A Q&A will follow this L.A. premiere screening with the movie’s director FRED PEABODY and coproducer JEFF COHEN.
Hollywood Reporter calls it: “A horror film of the most realistic kind.”
The movie examines how we “arrived at Trump.” It travels to the “sacrifice zones” of Camden NJ and Youngstown OH to reveal how corporations have hijacked US democracy to the detriment of most citizens. Featured analysts include Chris Hedges, Cornel West, Sarah Jaffe and John Ralston Saul. The film depicts Trump as a horrific symptom of the disease called “corporatism” and features interviews with former union workers in Ohio who’d voted for Obama twice and Bernie Sanders in the Democratic primary . . . and then flipped to Trump.
JEFF COHEN founded the media watch group FAIR in 1986, and cofounded the online activist group RootsAction.org in 2011. He is author of “Cable News Confidential: My Misadventures in Corporate Media.” He’s been a TV commentator at CNN, Fox News and MSNBC, and was senior producer of MSNBC’s Phil Donahue primetime show until it was terminated weeks before the Iraq invasion. Cohen has coproduced several documentaries, including “All Governments Lie” and “The Brainwashing of My Dad.”
FRED PEABODY directed the Emmy-nominated 2016 documentary “All Governments Lie.” Now based in Vancouver, he is an Emmy-winning journalist and filmmaker whose credits include seven years as a producer-director on the CBC investigative program “the fifth estate”. He was Supervising Producer on “Perfect Illusions”, a PBS documentary on eating disorders in young women. His film on the childhood exploitation of the Dionne quintuplets was nominated for an Emmy, and he won an Emmy for a film on wild horses rescued from starvation and abuse.

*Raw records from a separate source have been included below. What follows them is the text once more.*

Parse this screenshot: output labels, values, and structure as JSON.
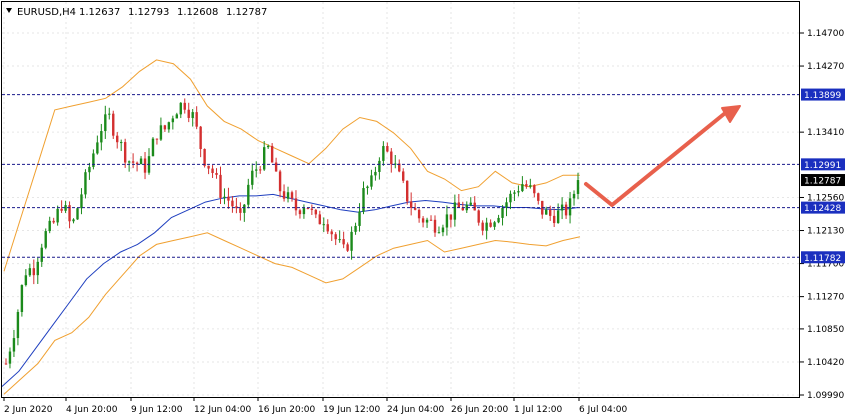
{
  "header": {
    "symbol": "EURUSD,H4",
    "open": "1.12637",
    "high": "1.12793",
    "low": "1.12608",
    "close": "1.12787"
  },
  "colors": {
    "bull": "#26a69a",
    "bull_dark": "#1b8a1b",
    "bear": "#d32f2f",
    "bands": "#f0a030",
    "ma": "#1f3fbf",
    "level_line": "#1a1a8c",
    "badge_bg": "#1a2fbf",
    "arrow": "#e8604c",
    "grid": "#e6e6e6"
  },
  "chart_data": {
    "type": "candlestick",
    "symbol": "EURUSD",
    "timeframe": "H4",
    "ylim": [
      1.0999,
      1.1492
    ],
    "y_ticks": [
      "1.14700",
      "1.14270",
      "1.13410",
      "1.12560",
      "1.12130",
      "1.11700",
      "1.11270",
      "1.10850",
      "1.10420",
      "1.09990"
    ],
    "x_ticks": [
      "2 Jun 2020",
      "4 Jun 20:00",
      "9 Jun 12:00",
      "12 Jun 04:00",
      "16 Jun 20:00",
      "19 Jun 12:00",
      "24 Jun 04:00",
      "26 Jun 20:00",
      "1 Jul 12:00",
      "6 Jul 04:00"
    ],
    "levels": [
      {
        "value": 1.13899,
        "label": "1.13899"
      },
      {
        "value": 1.12991,
        "label": "1.12991"
      },
      {
        "value": 1.12428,
        "label": "1.12428"
      },
      {
        "value": 1.11782,
        "label": "1.11782"
      }
    ],
    "current_price": {
      "value": 1.12787,
      "label": "1.12787"
    },
    "close_path": [
      1.104,
      1.109,
      1.116,
      1.1165,
      1.1205,
      1.122,
      1.125,
      1.1215,
      1.126,
      1.13,
      1.1345,
      1.136,
      1.133,
      1.1305,
      1.13,
      1.1295,
      1.134,
      1.1345,
      1.137,
      1.138,
      1.136,
      1.131,
      1.129,
      1.126,
      1.125,
      1.1225,
      1.128,
      1.13,
      1.132,
      1.127,
      1.1255,
      1.124,
      1.125,
      1.1225,
      1.123,
      1.1205,
      1.1185,
      1.121,
      1.126,
      1.1275,
      1.132,
      1.131,
      1.128,
      1.125,
      1.123,
      1.1225,
      1.122,
      1.123,
      1.124,
      1.1245,
      1.1235,
      1.122,
      1.123,
      1.1245,
      1.126,
      1.1275,
      1.1265,
      1.124,
      1.1232,
      1.1235,
      1.124,
      1.1279
    ],
    "ma_path": [
      1.101,
      1.103,
      1.106,
      1.109,
      1.112,
      1.115,
      1.117,
      1.1185,
      1.1195,
      1.121,
      1.123,
      1.124,
      1.125,
      1.1255,
      1.1258,
      1.1258,
      1.126,
      1.1255,
      1.125,
      1.1245,
      1.124,
      1.1237,
      1.124,
      1.1245,
      1.125,
      1.1252,
      1.125,
      1.1247,
      1.1245,
      1.1245,
      1.1243,
      1.1243,
      1.1241,
      1.124,
      1.1243
    ],
    "band_upper": [
      1.116,
      1.123,
      1.13,
      1.137,
      1.1375,
      1.138,
      1.1385,
      1.14,
      1.142,
      1.1435,
      1.143,
      1.141,
      1.1375,
      1.1355,
      1.1345,
      1.133,
      1.132,
      1.131,
      1.13,
      1.132,
      1.1345,
      1.136,
      1.1355,
      1.134,
      1.132,
      1.129,
      1.128,
      1.1265,
      1.127,
      1.129,
      1.1275,
      1.127,
      1.1275,
      1.1285,
      1.1285
    ],
    "band_lower": [
      1.1,
      1.102,
      1.104,
      1.107,
      1.108,
      1.11,
      1.113,
      1.1155,
      1.118,
      1.1195,
      1.12,
      1.1205,
      1.121,
      1.12,
      1.119,
      1.118,
      1.117,
      1.1165,
      1.1155,
      1.1145,
      1.115,
      1.1165,
      1.118,
      1.119,
      1.1195,
      1.12,
      1.1185,
      1.119,
      1.1195,
      1.12,
      1.1198,
      1.1195,
      1.1193,
      1.12,
      1.1205
    ]
  }
}
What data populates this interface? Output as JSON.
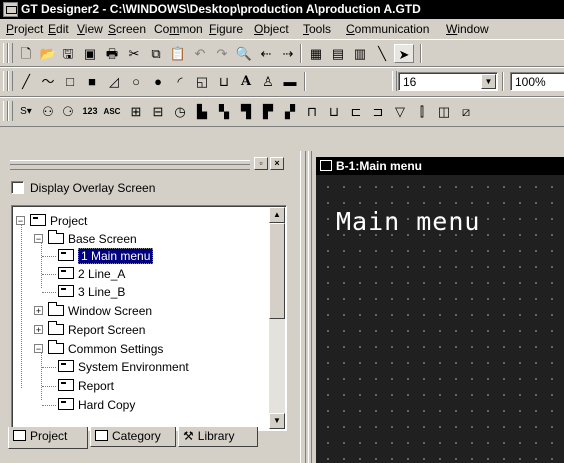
{
  "window": {
    "title": "GT Designer2 - C:\\WINDOWS\\Desktop\\production A\\production A.GTD"
  },
  "menubar": {
    "items": [
      {
        "label": "Project",
        "mnemonic": "P"
      },
      {
        "label": "Edit",
        "mnemonic": "E"
      },
      {
        "label": "View",
        "mnemonic": "V"
      },
      {
        "label": "Screen",
        "mnemonic": "S"
      },
      {
        "label": "Common",
        "mnemonic": "m"
      },
      {
        "label": "Figure",
        "mnemonic": "F"
      },
      {
        "label": "Object",
        "mnemonic": "O"
      },
      {
        "label": "Tools",
        "mnemonic": "T"
      },
      {
        "label": "Communication",
        "mnemonic": "C"
      },
      {
        "label": "Window",
        "mnemonic": "W"
      }
    ]
  },
  "toolbar_figure": {
    "font_size_value": "16",
    "zoom_value": "100%",
    "text_tool": "A"
  },
  "toolbar_object": {
    "numeric_label": "123",
    "ascii_label": "ASC"
  },
  "left_panel": {
    "overlay_checkbox_label": "Display Overlay Screen",
    "overlay_checked": false,
    "tree": {
      "root": "Project",
      "base_screen": "Base Screen",
      "screens": [
        "1 Main menu",
        "2 Line_A",
        "3 Line_B"
      ],
      "window_screen": "Window Screen",
      "report_screen": "Report Screen",
      "common_settings": "Common Settings",
      "common_items": [
        "System Environment",
        "Report",
        "Hard Copy"
      ]
    },
    "tabs": [
      "Project",
      "Category",
      "Library"
    ]
  },
  "editor": {
    "title": "B-1:Main menu",
    "canvas_text": "Main menu"
  },
  "colors": {
    "titlebar_bg": "#000000",
    "face": "#d4d0c8",
    "selection": "#000080",
    "canvas_bg": "#202020"
  }
}
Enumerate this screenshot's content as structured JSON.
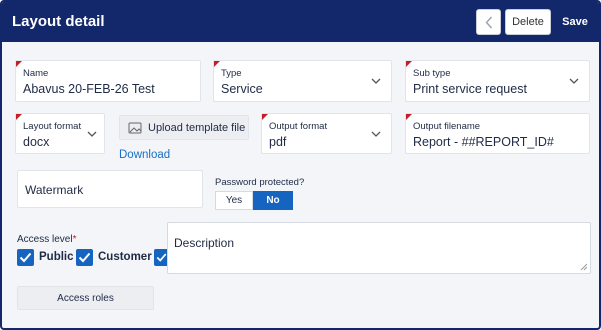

More from The Hollywood Reporter review of “The Corporate Coup d’État”:
“Among the more powerful segments are an interview with a homeless woman who’s pitched a tent near a scrapyard and shares what little she has with others in her predicament, and a worker wandering through a foreclosed house still filled with the possessions of its former occupants, including its owner who left a suicide note and hung himself in the garage. It’s those human faces of income inequality that give ‘The Corporate Coup d’État’ its greatest emotional heft.”